Investigation of chemistry of filamentous fungi in relation to beneficial crop outcomes

Fungi inhabit nearly all environments on Earth and play essential ecological roles as decomposers and symbionts. Beyond being enzyme producers, they can produce a vast array of small, complex molecules known as secondary metabolites (SMs). These metabolites are not directly associated with growth or reproduction but rather confer specific ecological or physiological benefits to improve their fitness within the environment. Historically, drug discovery efforts have shaped the perception of SMs primarily as chemical weapons used to compete against microbial competitors. However, this perspective only captures a fraction of their true ecological significance. Microbe-centered research has revealed that SMs function as key chemical mediators, driving interactions between microbes, as well as between microbes and their hosts, both vital for overall ecosystem functioning. Despite their importance, the ecological roles of these molecules remain poorly understood.

This thesis explores the diversity of filamentous fungi associated with wheat roots and investigates the role of SMs in shaping cross-kingdom interactions between inhabitants of the wheat rhizosphere. Through a culture-dependent approach combined with polyphasic taxonomic method, we curated a library of 385 fungal strains obtained from the bulk soil, rhizosphere and rhizoplane of both greenhouse-grown and field-grown wheat. Taxonomic analysis revealed a strong dominance of the Penicillium species. In addition, we demonstrated a decrease in fungal diversity along the bulk soil–rhizosphere–rhizoplane continuum, with SM-rich Penicillium species enriched in the rhizosphere and rhizoplane. In contrast, Mucor and Rhizopus species, known to be poor producers of SMs, were completely absent from the rhizoplane. Our survey of fungal biodiversity led to the discovery of Penicillium croceum, a new species within the Penicillium section Ramosum, closely related to Penicillium virgatum. A comparative untargeted metabolomics approach, combined with macromorphological analysis, confirmed the distinction between P. croceum and P. virgatum, with P. croceum consistently producing cycloaspeptides and cyclopiazonic acid.

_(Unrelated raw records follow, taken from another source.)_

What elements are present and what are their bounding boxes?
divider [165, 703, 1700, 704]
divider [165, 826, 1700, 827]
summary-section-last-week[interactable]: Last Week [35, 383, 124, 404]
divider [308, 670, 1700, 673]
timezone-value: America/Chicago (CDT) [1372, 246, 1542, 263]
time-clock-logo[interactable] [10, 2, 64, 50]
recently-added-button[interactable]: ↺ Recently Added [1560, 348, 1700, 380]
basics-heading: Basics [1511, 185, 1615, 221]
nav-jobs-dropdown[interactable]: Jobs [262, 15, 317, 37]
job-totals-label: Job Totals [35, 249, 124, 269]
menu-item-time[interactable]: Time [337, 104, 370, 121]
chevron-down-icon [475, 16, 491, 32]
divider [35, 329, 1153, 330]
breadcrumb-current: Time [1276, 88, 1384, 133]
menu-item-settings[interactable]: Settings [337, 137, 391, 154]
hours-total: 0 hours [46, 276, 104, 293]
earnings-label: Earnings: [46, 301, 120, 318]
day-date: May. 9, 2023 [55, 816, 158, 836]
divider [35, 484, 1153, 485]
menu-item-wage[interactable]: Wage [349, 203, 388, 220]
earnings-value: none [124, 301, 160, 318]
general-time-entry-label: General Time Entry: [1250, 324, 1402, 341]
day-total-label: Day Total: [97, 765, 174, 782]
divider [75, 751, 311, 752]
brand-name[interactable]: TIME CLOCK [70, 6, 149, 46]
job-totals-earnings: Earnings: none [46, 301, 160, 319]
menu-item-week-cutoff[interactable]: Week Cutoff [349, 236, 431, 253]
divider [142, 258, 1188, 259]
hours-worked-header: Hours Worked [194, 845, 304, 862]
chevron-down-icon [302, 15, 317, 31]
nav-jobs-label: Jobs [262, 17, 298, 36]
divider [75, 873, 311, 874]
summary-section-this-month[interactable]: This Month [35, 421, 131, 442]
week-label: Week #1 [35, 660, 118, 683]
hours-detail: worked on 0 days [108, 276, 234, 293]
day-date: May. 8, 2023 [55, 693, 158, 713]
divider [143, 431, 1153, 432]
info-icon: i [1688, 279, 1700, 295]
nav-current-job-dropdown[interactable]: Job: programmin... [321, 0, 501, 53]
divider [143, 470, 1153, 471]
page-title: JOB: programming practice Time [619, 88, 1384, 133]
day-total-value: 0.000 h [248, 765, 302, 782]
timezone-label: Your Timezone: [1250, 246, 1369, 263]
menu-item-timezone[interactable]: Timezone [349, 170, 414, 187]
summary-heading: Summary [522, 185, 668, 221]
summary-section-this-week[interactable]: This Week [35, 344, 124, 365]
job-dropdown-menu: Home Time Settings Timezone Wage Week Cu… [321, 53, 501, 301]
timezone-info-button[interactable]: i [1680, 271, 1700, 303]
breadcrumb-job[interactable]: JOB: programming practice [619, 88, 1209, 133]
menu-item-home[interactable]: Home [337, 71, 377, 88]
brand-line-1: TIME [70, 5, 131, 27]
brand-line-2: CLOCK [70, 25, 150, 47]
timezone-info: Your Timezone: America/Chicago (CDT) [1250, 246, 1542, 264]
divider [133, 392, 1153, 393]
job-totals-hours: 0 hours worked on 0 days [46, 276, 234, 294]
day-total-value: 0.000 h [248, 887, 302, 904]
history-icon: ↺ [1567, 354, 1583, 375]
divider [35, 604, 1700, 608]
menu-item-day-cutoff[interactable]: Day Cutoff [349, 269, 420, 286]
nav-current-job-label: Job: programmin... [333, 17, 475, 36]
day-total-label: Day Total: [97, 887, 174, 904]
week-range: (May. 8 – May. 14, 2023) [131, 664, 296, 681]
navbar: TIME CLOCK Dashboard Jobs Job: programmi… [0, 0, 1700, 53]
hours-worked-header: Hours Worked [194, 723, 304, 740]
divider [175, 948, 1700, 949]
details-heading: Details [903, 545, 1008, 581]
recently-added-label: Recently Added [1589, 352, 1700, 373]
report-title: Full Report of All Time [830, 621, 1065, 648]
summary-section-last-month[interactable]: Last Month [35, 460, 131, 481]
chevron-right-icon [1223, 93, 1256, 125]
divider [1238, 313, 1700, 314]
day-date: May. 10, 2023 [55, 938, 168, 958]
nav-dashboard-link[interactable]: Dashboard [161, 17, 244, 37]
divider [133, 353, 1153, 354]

To explore the role of SMs, we employed untargeted metabolomics, mass spectrometry imagining (MSI) and molecular approaches, to decipher the molecular mechanism that governs the interaction between P. hordei and Bacillus subtilis, a consistent bacterial rhizosphere member. We demonstrated that fungal-derived organic acid, terrestric acid, trigger the precipitation of bacterial lipopeptides (LPs) to confer a protective mechanism for the fungus. We further revealed that the absence of LP production allowed P. hordei to invade and overgrow the B. subtilis colony. Finally, our findings indicated that LP precipitation is a conserved mechanism among Penicillium species that produce terrestric acid, indicating the widespread distribution of this defense strategy.

Surfactin is perhaps the most extensively studied SM of the Bacillus genus. Using bioreporter strains, molecular techniques and MSI, we demonstrated that subtilosin A production is increased in B. subtilis mutants deficient in surfactin. We further confirmed the roles of Rok and AbrB as repressors, and ResD as an activator, of the subtilosin A biosynthetic gene cluster (BGC) Our results suggest that an unknown regulatory mechanism mediates the reduction of subtilosin A production in the presence of surfactin.

Untargeted metabolomics is a powerful tool in microbial ecology, enabling the exploration of the chemical landscape of microbial SM networks. However, this approach often generates complex datasets with thousands of unique features, many of which remain unannotated, making data interpretation a significant challenge. Utilizing co-culture, taxonomic, and ecological datasets, we demonstrated that Metadata-Based Molecular Networks (MBMN), generated with the newly developed tool MolNetInvert, improved the visual clarity and interpretability of molecular networks produced by the Global Natural Products Social Molecular Networking (GNPS) platform.

Penicillium species are indispensable workhorses in the discovery and production of novel antibiotics and bioactive compounds with applications in agriculture and biotechnology. Overall, the work presented in this thesis provides a curated collection of Penicillium species, offering a valuable resource for future research focused on understanding the functional roles of these fungi in promoting plant growth and health. Furthermore, it provides insight into the ecological roles of fungal and B. subtilis SMs in mediating cross-kingdom interactions. Uncovering the molecular mechanisms and ecological consequences of these SM-mediated interactions will deepen our understanding of microbial community dynamics and their contributions to broader ecosystem functioning.